EAST DOESN’T MEET WEST’S TASTES

Op/Ed by Jon

    Almost a year after the initial outrage Italian politicians are the latest to start protesting about the Hentai video game Rapeplay. 
    Players take the role of a chikan, ‘subway pervert’ who stalks and rapes a mother and her two daughters. Illusion released it in 2006. It was only intended for the Japanese market and was in conformity with
the laws at that time. English speaking fan versions and forums to discuss it existed on the net well before the Amazon incident.
    In February 2009 it was noticed that a reseller on Amazon was offering two used copies of the game. Keith Vaz a British MP and violent games hater was shocked by this. Although Amazon quickly removed the information Vaz asked parliament for a UK ban on internet sales.
    Christine Quinn, Speaker for the New York City Council, asked for it to be taken off the shelves by distributors and that they refuse further distribution. It was though never available on the American markets. Stores won’t carry unrated video games.

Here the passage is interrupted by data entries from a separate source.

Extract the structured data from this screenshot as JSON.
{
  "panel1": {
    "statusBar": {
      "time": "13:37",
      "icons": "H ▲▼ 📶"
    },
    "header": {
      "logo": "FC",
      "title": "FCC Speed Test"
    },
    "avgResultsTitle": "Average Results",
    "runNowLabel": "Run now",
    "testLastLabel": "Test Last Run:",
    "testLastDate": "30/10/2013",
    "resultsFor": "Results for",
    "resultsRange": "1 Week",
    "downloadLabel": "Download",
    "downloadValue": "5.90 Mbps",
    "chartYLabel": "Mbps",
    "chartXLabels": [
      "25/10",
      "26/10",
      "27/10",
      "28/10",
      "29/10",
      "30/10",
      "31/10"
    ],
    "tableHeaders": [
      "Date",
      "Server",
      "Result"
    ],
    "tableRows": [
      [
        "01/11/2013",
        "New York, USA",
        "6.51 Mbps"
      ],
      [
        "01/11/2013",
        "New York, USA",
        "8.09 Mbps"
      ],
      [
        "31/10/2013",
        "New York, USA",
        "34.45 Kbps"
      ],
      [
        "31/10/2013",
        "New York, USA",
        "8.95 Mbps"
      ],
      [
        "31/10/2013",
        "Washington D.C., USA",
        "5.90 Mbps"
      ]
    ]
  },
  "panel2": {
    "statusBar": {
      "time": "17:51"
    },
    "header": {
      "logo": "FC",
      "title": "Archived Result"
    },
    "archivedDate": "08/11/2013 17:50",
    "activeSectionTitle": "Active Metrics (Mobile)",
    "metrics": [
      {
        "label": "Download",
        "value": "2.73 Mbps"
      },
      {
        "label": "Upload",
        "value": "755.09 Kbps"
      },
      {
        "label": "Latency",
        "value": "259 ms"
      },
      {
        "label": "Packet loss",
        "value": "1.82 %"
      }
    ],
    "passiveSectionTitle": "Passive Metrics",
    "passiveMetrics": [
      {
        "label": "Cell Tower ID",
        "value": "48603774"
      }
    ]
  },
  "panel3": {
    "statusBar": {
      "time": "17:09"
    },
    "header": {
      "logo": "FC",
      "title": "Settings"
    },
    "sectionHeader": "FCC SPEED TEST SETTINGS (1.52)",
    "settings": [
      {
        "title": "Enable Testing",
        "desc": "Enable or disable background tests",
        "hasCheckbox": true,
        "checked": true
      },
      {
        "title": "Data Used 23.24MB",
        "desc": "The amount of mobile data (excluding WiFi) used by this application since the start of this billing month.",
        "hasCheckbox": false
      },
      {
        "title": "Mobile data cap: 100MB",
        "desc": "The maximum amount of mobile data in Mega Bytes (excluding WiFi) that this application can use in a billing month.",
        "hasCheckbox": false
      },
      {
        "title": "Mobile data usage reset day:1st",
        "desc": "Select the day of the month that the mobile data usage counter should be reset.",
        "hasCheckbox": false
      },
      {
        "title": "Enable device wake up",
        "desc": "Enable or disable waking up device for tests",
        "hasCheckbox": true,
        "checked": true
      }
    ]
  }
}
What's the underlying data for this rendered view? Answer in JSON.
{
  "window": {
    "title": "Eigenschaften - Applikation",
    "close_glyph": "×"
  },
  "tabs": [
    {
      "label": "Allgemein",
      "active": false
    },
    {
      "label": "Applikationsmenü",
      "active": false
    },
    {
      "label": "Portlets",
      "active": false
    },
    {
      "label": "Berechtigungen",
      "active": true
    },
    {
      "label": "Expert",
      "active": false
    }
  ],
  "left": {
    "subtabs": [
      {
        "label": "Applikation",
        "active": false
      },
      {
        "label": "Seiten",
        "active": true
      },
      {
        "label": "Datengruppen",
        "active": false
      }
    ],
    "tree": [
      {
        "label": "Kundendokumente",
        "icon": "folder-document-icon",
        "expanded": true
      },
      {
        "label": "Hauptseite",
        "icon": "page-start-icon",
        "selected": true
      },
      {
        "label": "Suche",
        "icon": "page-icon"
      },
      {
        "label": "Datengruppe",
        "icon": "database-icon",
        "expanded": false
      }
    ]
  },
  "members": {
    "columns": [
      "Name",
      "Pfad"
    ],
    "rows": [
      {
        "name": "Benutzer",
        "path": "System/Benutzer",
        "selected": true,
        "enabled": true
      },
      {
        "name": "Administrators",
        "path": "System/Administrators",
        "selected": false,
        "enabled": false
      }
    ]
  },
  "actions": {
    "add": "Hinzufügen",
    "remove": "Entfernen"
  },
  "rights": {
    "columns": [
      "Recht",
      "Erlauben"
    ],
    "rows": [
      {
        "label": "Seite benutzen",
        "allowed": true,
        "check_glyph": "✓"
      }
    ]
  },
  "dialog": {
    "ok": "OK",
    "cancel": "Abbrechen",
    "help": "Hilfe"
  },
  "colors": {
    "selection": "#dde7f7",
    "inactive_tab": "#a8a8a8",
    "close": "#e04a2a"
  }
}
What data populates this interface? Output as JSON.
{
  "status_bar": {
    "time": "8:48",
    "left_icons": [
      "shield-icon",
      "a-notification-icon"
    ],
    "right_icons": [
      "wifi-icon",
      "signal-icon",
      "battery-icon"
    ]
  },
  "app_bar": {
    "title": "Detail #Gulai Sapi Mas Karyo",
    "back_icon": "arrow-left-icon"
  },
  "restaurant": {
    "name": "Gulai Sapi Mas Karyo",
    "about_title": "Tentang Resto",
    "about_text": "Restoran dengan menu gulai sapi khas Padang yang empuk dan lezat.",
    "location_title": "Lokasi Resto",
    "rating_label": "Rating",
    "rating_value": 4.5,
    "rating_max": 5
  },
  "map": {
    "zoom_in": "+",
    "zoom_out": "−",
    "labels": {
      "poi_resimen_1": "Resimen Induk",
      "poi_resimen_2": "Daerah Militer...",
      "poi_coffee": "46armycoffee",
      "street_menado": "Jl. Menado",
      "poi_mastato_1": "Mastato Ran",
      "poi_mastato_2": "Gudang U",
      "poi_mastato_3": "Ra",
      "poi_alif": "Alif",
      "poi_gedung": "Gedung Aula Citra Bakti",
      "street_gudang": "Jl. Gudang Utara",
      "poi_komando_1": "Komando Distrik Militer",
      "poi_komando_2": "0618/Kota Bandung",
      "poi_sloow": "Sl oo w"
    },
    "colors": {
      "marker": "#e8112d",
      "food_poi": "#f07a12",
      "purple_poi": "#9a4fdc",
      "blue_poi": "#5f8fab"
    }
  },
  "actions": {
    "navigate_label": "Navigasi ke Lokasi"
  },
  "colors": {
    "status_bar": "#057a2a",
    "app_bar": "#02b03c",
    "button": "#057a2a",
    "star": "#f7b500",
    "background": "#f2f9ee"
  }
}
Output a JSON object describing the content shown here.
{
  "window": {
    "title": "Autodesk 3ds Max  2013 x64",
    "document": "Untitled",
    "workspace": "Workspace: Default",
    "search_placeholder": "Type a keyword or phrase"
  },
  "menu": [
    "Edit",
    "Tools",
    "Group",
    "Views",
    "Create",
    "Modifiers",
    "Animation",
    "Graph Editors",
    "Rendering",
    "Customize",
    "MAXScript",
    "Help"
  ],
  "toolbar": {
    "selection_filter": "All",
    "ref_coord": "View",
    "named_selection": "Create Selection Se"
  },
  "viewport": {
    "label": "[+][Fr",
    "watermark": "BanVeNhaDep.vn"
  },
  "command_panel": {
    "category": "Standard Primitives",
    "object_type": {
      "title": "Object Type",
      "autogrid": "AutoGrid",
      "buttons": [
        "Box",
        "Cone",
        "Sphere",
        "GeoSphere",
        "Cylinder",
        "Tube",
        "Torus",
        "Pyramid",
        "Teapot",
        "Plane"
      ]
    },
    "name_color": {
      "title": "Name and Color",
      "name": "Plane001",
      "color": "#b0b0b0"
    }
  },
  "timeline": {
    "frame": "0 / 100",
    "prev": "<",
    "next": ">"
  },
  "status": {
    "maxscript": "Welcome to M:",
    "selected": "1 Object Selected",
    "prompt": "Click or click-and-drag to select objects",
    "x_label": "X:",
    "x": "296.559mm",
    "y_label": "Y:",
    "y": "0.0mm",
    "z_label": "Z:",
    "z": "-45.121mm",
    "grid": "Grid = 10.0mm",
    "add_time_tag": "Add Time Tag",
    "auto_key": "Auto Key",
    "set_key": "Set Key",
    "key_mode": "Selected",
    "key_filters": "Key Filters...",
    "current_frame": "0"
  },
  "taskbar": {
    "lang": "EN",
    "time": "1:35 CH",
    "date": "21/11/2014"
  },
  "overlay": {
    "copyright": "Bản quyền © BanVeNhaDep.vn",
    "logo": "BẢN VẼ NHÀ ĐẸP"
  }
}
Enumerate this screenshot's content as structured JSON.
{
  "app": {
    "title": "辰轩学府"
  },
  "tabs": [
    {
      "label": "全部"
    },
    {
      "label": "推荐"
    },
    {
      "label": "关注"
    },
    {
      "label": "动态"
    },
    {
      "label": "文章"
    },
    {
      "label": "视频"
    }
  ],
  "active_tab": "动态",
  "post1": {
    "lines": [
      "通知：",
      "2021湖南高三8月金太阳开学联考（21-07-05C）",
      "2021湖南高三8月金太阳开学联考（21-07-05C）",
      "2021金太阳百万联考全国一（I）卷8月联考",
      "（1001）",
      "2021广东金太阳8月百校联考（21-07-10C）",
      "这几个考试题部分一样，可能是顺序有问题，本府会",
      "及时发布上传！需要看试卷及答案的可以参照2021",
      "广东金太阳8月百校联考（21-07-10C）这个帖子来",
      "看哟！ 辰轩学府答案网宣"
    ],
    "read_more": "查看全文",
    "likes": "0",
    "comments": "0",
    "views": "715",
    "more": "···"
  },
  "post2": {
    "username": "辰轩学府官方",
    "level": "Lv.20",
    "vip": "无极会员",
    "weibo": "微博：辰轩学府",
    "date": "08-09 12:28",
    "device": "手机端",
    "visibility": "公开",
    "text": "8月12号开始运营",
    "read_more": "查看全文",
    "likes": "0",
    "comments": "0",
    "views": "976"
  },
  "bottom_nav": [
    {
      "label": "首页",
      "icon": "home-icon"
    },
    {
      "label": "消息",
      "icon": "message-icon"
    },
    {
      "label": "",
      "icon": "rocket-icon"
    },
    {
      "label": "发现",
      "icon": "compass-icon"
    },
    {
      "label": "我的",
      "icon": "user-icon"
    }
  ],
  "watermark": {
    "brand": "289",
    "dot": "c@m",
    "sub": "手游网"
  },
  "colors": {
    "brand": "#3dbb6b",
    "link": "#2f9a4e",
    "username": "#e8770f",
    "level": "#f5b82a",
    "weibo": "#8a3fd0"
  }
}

    Taina Bien Aime , Executive Director of Equality Now, an international women’s rights group, called on the Japanese government ‘…to ban the sales of games that depict rape, stalking or other forms  of sexual violence or which otherwise denigrate women.’ The organization started a letter writing campaign targeting Illusion, Amazon Japan and Japanese officials.
    In May 2009 the Japanese government due to mounting pressure decided to restrict the sale of Rapeplay in Japan. After discussions with the industry an unofficial ban of rape games or sexually explicit games was accepted by 90% of the country’s software makers. This has no legal authority.
    The damage though had been done. The wide attention brought tothe game had caused it to go viral on the net.
    In 2007 the Japanese adult software industry made $353 milliondollars from sales. Rapeplay wasn’t the only video game in in this genre that was readily available over the counter. Rape themed videos can be rented. Rape fantasy comics are also easily accessible and people read them on the train when they’re going to work.
    Each of the three rape scenarios in the game starts with the women being groped and undressed in a train. Subway perverts have become an epidemic in Japan.  In 2004 64% of Tokyo women reported being groped on a train. There are even online groping associations that carefully plan out the best places and times for their attacks.
    The youngest daughter in the game is believed to be anywhere between 10 and 14. Her sister is 16. Sex with each of the girls and their mother goes from inserting vibrators to possible gang rape and bondage. European versions have been unpixilated and you can see the bloody penis and vagina. (The man’s penis is the size of a baseball bat.)  If they’re impregnated they can be forced to have an abortion.
    Rape is considered one of the most shameful experiences by Japanese women and they prefer not to report it. There’s a public assumption that rape doesn’t exist and so there’s no need for support for the victims. There are no government run rape crisis centers or hot lines. Victims are often seen as being responsible, by for example, dressing provocatively. Rapeplay is a reflection of this myth.
    The game is nasty and it’s good that it’s been banned along with others in the same genre. There’s still the question of the ultraviolent games that many people now enjoy. Japan is also suffering from a rise in teenage murderers. Is this a result of these games or something else?
    Why Italian politicians have decided to protest now is a mystery?Is it for good publicity? Is it to turn the public gaze from failures by the government?
    Politicians everywhere seem to have the mindset of King Canute. Banning a product in the real world may be relatively easy to do but banning a product in the virtual world is almost impossible. The tide of pirated copies just rises with the hullaballoo caused by media saturated controversies.